RC Cola International Blog

A Success Story: How a Tajikistan Soda Bottling Company, Obi Zulol, Increased Sales & Market Share with RC Cola International

Written by RC Cola Int Team | Dec 23, 2020 12:20:32 PM

Tajikistan’s Obi Zulol has grown to become the country’s leading soda bottling company by working in partnership with RC Cola International

About Obi Zulol’s journey with RC Cola International 

Tajikistan’s leading soda bottling company, Obi Zulol, is the flagship of the food & beverage industry in Tajikistan and provides carbonated soft drinks to neighboring countries. The company has facilities for production of a wide range of carbonated soft drinks and juices, and uses all types of packaging for its broad beverage portfolio: PET (polyethylene terephthalate) glass bottles and cardboard packaging. The company produces beverages via a variety of production methods – cold, hot, and aseptic.

Obi Zulol has been a partner of RC Cola International for over twenty years. With RC Cola’s support, it has been successful in developing long-term strategic planning and mapping out the company’s growth, working toward increased sales and market share. And it has seen incredible success. "RC Cola International warmly supported us in our search for a strategic investor and equipment suppliers. The RCCI team was actively involved in developing our facilities - providing advisory services and pushing us to actively develop our capabilities."

The Goal: Preserving a Leadership Position

Obi Zulol’s management felt that they must continue to expand the company’s reach and beverage portfolio in order to preserve its current role as the regional market leader for carbonated soft drinks.

There is stiff competition in the soda bottling industry in Tajikistan, so preserving the company’s leadership position is crucial.

Obi Zulol strives to leverage the RC brand to continue its current growth rate and preserve its high levels of popularity – locally and throughout the region.

The Challenge

To maintain its current success in the regional market, Obi Zulol’s management decided to increase the company’s production capacity. The problem was, that in order to increase capacity, the company needed to identify new ways of lowering production costs.

After exploring several possibilities together with RC Cola, the direction adopted by Obi Zulol involved reducing its production costs by capitalizing on a global trend supporting the consumption of healthier products.

In recent years, rapidly growing consumer interest in health and wellness has led to the introduction of new sugar taxes around the globe. Legislation taxing sugar in carbonated sodas and high-sugar juice products has already been passed in many countries. 

This trend became a more significant issue at Obi Zulol when, on January 1, 2020, Tajikistan’s neighboring country Uzbekistan passed a sugar tax.

In addition to the cost of the sugar tax, there is also the “regular” costs of the sugar itself - which continues to rise. In fact, at Obi Zulol, sugar had become one of the company’s most expensive purchases. In 2019, Obi Zulol spent $4.21 million on sugar accounting for 31.6% of their total expenditure on raw materials, which came to $13.31 million in total.

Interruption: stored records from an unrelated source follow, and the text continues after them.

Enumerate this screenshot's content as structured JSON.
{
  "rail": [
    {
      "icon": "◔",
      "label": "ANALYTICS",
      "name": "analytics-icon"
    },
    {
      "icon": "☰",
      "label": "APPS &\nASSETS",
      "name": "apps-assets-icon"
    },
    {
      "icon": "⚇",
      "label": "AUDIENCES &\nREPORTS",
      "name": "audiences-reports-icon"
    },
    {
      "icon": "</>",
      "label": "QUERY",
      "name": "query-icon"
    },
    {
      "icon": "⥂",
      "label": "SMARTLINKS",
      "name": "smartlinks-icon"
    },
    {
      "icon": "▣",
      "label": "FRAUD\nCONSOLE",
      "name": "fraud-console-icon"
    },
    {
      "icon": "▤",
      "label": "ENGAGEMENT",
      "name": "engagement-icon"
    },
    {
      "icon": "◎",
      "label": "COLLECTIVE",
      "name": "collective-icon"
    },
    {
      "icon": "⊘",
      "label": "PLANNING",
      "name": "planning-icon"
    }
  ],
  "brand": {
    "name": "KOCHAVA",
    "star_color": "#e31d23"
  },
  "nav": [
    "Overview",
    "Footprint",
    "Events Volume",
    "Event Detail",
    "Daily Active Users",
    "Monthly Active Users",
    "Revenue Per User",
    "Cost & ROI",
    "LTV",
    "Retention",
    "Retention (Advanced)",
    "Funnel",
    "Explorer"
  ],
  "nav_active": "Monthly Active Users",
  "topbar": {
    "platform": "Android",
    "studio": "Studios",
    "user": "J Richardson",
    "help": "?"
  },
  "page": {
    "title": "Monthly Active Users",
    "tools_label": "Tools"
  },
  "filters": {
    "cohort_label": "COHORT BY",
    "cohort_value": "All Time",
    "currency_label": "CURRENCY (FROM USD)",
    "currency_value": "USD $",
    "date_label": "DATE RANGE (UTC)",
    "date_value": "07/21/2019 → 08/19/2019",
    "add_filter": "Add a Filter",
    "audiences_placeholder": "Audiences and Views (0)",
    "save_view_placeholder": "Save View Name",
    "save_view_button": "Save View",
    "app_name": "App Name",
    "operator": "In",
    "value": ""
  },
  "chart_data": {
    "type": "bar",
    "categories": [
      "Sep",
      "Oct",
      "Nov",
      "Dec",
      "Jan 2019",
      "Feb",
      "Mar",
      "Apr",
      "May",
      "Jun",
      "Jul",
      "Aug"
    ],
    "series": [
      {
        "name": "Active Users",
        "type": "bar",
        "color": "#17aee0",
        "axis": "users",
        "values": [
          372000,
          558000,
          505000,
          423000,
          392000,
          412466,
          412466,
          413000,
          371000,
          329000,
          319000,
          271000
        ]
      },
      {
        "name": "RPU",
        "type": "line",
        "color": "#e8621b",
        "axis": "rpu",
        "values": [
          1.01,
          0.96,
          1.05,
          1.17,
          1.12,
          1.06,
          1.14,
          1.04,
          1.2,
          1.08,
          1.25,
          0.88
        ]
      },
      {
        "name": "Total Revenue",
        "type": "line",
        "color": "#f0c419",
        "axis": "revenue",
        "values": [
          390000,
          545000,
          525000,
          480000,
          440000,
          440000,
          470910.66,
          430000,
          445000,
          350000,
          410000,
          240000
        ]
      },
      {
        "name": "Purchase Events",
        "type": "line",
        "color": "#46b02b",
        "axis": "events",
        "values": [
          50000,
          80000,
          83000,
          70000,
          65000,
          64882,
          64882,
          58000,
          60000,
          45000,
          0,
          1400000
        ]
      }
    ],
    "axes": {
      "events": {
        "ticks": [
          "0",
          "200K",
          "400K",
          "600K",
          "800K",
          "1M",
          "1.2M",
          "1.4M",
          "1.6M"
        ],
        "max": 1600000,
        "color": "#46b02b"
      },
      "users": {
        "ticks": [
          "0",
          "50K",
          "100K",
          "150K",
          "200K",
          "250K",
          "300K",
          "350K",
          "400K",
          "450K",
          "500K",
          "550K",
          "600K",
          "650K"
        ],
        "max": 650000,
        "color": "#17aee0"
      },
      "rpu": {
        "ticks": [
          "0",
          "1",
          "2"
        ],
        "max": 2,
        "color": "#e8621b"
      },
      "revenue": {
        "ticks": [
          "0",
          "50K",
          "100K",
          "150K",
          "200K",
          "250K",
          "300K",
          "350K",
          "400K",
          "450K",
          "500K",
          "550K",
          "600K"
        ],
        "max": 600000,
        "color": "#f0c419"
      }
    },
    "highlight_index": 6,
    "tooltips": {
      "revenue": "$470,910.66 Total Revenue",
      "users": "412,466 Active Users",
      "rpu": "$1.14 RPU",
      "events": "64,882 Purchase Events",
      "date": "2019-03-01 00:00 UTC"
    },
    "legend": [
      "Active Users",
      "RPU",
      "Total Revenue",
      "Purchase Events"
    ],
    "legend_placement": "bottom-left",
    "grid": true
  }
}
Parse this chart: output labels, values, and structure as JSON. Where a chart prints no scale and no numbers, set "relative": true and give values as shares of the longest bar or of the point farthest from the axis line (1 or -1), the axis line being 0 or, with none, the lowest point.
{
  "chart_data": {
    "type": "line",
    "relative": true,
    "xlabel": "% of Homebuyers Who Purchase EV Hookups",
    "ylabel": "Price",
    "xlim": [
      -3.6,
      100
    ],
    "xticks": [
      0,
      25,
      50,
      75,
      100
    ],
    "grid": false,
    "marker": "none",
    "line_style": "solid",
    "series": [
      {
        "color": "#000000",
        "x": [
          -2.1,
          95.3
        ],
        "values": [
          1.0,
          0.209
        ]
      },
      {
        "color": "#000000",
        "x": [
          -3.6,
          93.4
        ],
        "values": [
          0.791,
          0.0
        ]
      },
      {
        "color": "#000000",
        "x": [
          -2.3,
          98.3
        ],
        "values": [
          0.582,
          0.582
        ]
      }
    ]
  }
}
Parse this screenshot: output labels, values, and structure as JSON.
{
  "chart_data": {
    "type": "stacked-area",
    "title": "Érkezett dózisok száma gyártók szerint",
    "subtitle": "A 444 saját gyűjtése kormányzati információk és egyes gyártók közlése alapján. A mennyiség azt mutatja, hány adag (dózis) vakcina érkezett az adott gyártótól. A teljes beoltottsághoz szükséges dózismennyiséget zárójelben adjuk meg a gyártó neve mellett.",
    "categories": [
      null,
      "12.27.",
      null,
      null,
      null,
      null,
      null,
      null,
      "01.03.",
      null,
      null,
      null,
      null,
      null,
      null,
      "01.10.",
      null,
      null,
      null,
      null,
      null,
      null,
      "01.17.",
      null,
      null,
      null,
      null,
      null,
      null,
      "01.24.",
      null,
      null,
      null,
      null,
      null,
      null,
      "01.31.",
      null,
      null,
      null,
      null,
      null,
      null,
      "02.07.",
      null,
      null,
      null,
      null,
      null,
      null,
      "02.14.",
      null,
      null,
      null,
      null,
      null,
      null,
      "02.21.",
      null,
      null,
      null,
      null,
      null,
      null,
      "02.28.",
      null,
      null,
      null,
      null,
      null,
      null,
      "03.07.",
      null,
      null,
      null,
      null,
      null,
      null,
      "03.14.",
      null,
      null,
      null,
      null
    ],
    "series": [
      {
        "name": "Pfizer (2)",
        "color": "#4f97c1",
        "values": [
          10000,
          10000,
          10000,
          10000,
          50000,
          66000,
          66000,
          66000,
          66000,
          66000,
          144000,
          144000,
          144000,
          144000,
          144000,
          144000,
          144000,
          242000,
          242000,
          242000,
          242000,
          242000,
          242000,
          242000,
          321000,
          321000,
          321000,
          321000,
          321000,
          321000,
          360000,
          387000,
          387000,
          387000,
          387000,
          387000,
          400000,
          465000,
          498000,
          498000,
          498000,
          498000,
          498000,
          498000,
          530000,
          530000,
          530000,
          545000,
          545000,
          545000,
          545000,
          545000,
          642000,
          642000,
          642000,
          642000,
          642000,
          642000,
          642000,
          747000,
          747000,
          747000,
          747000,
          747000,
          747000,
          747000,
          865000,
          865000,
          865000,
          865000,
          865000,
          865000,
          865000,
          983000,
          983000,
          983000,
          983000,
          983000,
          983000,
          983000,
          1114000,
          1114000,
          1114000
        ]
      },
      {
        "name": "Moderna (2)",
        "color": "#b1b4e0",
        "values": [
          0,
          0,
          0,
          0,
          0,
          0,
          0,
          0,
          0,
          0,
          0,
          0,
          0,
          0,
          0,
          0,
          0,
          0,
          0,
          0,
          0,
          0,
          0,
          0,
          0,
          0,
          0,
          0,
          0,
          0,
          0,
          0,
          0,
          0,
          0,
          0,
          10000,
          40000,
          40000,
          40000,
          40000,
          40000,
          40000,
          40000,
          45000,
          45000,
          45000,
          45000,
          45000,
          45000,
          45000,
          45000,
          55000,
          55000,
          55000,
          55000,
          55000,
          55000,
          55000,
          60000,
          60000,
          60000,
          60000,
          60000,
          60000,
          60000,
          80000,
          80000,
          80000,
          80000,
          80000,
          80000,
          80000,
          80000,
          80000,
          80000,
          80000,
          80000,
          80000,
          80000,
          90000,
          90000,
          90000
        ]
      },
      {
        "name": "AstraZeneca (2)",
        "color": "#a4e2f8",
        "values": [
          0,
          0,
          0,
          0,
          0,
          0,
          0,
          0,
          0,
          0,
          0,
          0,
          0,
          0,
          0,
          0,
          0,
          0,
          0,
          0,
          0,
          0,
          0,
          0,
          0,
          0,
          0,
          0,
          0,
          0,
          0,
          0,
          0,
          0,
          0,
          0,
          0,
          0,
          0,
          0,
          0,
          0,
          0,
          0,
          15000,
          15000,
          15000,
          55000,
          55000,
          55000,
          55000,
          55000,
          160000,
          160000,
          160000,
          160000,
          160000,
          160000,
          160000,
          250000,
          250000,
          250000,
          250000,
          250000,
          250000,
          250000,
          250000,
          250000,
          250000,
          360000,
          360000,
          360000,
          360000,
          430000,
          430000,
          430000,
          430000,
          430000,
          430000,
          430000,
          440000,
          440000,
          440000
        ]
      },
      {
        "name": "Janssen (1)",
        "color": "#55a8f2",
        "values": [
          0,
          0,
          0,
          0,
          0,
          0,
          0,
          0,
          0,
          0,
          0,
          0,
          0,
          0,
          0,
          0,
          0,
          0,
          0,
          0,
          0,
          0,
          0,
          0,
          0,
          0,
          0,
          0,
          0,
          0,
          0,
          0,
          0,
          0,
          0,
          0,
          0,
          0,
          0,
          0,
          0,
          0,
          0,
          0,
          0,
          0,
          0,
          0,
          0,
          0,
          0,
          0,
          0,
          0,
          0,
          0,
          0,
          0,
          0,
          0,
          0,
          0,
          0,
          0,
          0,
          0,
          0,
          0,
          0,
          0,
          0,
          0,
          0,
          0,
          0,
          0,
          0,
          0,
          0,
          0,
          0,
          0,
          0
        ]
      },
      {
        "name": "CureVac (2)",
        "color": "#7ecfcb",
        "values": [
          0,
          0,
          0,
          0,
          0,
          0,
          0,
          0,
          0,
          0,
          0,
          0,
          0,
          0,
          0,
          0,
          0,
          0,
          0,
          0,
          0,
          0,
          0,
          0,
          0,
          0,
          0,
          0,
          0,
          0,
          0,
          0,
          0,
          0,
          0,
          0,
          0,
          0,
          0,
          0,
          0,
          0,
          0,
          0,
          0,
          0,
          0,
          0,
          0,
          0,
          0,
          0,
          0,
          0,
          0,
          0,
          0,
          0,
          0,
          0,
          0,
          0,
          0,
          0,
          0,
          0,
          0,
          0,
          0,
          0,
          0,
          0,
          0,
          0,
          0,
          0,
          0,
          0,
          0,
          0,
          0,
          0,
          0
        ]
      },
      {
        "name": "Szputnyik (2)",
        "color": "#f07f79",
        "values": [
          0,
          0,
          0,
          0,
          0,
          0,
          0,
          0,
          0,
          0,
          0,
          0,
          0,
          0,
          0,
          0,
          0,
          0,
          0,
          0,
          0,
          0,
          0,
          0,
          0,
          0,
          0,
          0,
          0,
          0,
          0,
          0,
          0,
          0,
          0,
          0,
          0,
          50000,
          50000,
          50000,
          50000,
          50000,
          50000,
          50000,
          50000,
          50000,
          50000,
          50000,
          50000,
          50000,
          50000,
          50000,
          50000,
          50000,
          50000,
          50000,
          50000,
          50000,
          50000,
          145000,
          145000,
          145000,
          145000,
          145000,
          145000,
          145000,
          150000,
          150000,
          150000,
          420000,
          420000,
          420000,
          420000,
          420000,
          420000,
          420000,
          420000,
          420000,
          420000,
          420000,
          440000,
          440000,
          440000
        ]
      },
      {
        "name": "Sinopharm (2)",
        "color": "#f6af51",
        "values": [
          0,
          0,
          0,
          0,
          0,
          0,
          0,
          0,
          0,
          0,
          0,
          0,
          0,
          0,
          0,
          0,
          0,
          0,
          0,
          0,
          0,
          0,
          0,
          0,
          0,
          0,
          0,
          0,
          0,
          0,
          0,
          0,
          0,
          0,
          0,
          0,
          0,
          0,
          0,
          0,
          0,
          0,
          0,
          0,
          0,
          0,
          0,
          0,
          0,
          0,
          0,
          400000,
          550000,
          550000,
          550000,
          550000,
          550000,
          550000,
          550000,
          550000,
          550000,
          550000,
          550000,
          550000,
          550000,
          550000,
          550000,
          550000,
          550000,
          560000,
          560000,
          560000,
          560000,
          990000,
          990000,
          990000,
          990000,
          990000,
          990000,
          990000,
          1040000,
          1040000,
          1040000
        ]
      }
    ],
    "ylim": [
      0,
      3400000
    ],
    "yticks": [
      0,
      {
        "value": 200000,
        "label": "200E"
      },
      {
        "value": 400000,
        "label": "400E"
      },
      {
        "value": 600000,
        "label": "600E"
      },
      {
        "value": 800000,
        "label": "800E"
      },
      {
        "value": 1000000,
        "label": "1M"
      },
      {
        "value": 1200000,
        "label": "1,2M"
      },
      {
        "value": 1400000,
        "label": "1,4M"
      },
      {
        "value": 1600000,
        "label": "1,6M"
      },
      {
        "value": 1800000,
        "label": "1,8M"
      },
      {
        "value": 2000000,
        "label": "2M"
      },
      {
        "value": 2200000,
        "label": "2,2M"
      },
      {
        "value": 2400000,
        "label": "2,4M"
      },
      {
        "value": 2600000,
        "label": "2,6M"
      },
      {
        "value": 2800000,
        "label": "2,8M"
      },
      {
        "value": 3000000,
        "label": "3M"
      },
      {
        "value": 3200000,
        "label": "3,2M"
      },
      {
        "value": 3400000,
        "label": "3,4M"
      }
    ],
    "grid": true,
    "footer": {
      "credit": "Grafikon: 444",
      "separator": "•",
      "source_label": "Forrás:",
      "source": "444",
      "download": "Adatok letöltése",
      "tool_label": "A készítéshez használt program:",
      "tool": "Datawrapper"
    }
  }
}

The sugar tax, a new cost that is being absorbed by soda bottlers and manufacturers, prompted Obi Zulol’s management team to look for innovative ways to reduce production costs, while simultaneously appealing to a more health-conscious consumer base.

Processing Grapes as a Sugar Substitute

Manufacturers around the globe are evaluating the option of switching from sugar to fructose or corn, which have the advantages of being more stable in price and are not taxed. But Obi Zulol was interested in researching and identifying the best sugar alternative i.e., a sweetener that would allow the company to retain the great taste of its beverages while partially replacing the sugar in their existing recipes. They were looking for a cost-effective sweetener that would be viewed by consumers as a healthier, more natural alternative.

Obi Zulol’s search for new ways to lower costs and optimize technological processes led the company to consider a purchase of equipment for making concentrated grape juice.

Concentrated grape juice can be used as a sugar substitute in the production of juices, nectars, fruit purees, smoothies, and jams. The company moved ahead with the development of concentrated grape juice and it initiated a project of a new grape processing line this year. Obi Zulol will be processing about 5,000 tons of grapes, allowing for production of 1,000 tons of highly concentrated grape juice.

Once the grape processing line is in place, the next stage, scheduled to launch in 2021, is to start producing beverages that use concentrated grape juice instead of sugar.

Expanding Your Beverage Portfolio With RC Cola

With the assistance and support of RC Cola, Obi Zulol is now developing in a new direction that will allow it to continue expanding its production capacity while cutting costs.

Obi Zulol includes RC Cola products in its beverage portfolio and continues to receive direction regarding long-term strategy and marketing from RC Cola. The company illustrates how partnering with RC Cola can help you expand your operations and improve your bottom line.

There have been many benefits to working with RC Cola, according to a member of Obi Zulol’s team, who summarizes the partnership experience as follows:

“We have always walked together, hand in hand – jointly overcoming all the difficulties and challenges that have stood…in our way…. We have always looked for ways to increase sales,  expand our markets and the product line under the RC brand. And in this we have achieved significant and visible results.”